Queer activists occupying a luxury Camps Bay Airbnb left the property by the deadline set by the Cape Town high court, but insisted the issues they intended raising about inequality, access to accommodation and the vulnerability of the LGBTQI community remained pressing.

Their almost three-week occupation of the seaside property attracted both support and criticism.

Democratic Alliance (DA) MP Zakhele Mbhele, the party’s spokesperson on small business development, said the activists were ‘tainting’ and ‘undermining’ the ‘legitimate struggle of many to advance LGBTQIA+ rights’. He argued it was ‘hypocritical to claim to advance a rights-based agenda by violating the rights of others’.

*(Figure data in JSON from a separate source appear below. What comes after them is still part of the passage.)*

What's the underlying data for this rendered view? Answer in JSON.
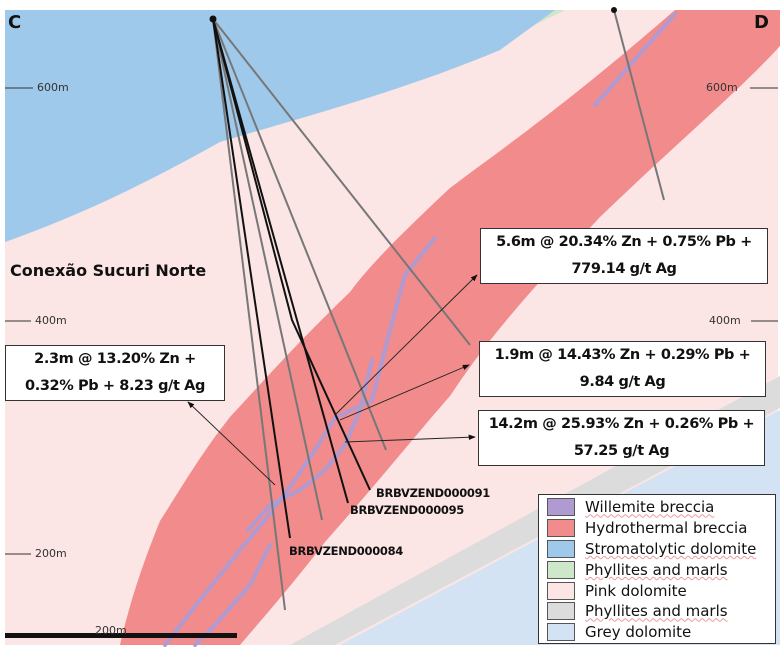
{
  "section": {
    "start_label": "C",
    "end_label": "D",
    "title": "Conexão Sucuri Norte"
  },
  "depth_labels": {
    "d600": "600m",
    "d400": "400m",
    "d200": "200m"
  },
  "scale_bar": {
    "label": "200m"
  },
  "intercepts": [
    {
      "line1": "5.6m @ 20.34% Zn + 0.75% Pb +",
      "line2": "779.14 g/t Ag"
    },
    {
      "line1": "1.9m @ 14.43% Zn + 0.29% Pb +",
      "line2": "9.84 g/t Ag"
    },
    {
      "line1": "14.2m @ 25.93% Zn + 0.26% Pb +",
      "line2": "57.25 g/t Ag"
    },
    {
      "line1": "2.3m @ 13.20% Zn +",
      "line2": "0.32% Pb + 8.23 g/t Ag"
    }
  ],
  "drillholes": [
    "BRBVZEND000091",
    "BRBVZEND000095",
    "BRBVZEND000084"
  ],
  "legend": [
    {
      "label": "Willemite breccia",
      "color": "#b09ad2"
    },
    {
      "label": "Hydrothermal breccia",
      "color": "#f28b8b"
    },
    {
      "label": "Stromatolytic dolomite",
      "color": "#9ec9ea"
    },
    {
      "label": "Phyllites and marls",
      "color": "#cde8c8"
    },
    {
      "label": "Pink dolomite",
      "color": "#fbe5e5"
    },
    {
      "label": "Phyllites and marls",
      "color": "#dcdcdc"
    },
    {
      "label": "Grey dolomite",
      "color": "#d3e3f3"
    }
  ]
}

But even as the #WeSeeYou activists were preparing to leave the property on Thursday, supporters of their cause from another organization, Singabalapha (a group from Langa, Gugulethu, Nyanga East and Khayelitsha who say they are ‘fighting for land and housing for all’) urged them to stay put.

The occupiers of the Airbnb – a group of seven, calling themselves the Queer Radical Feminist Activist Collective – rented the property for three nights only at the end of September. When their rental expired, they announced that they intended remaining in the home for as long as possible, saying they hoped to draw attention to issues around land and housing.

Owner of the property, TurnKey365 Property Management Group, initially asked the queer activists to leave a few days later. When they did not, Turnkey365 sought relief from the high court. The court gave the activists until noon on Thursday to leave.

As they left the Camps Bay house on Thursday, one of the group, Xena Scullard told reporters: ‘Why are shelters not being built in the CBD close … to social amenities like work, hospitals, and good schools? That is what we are essentially pointing a finger at.’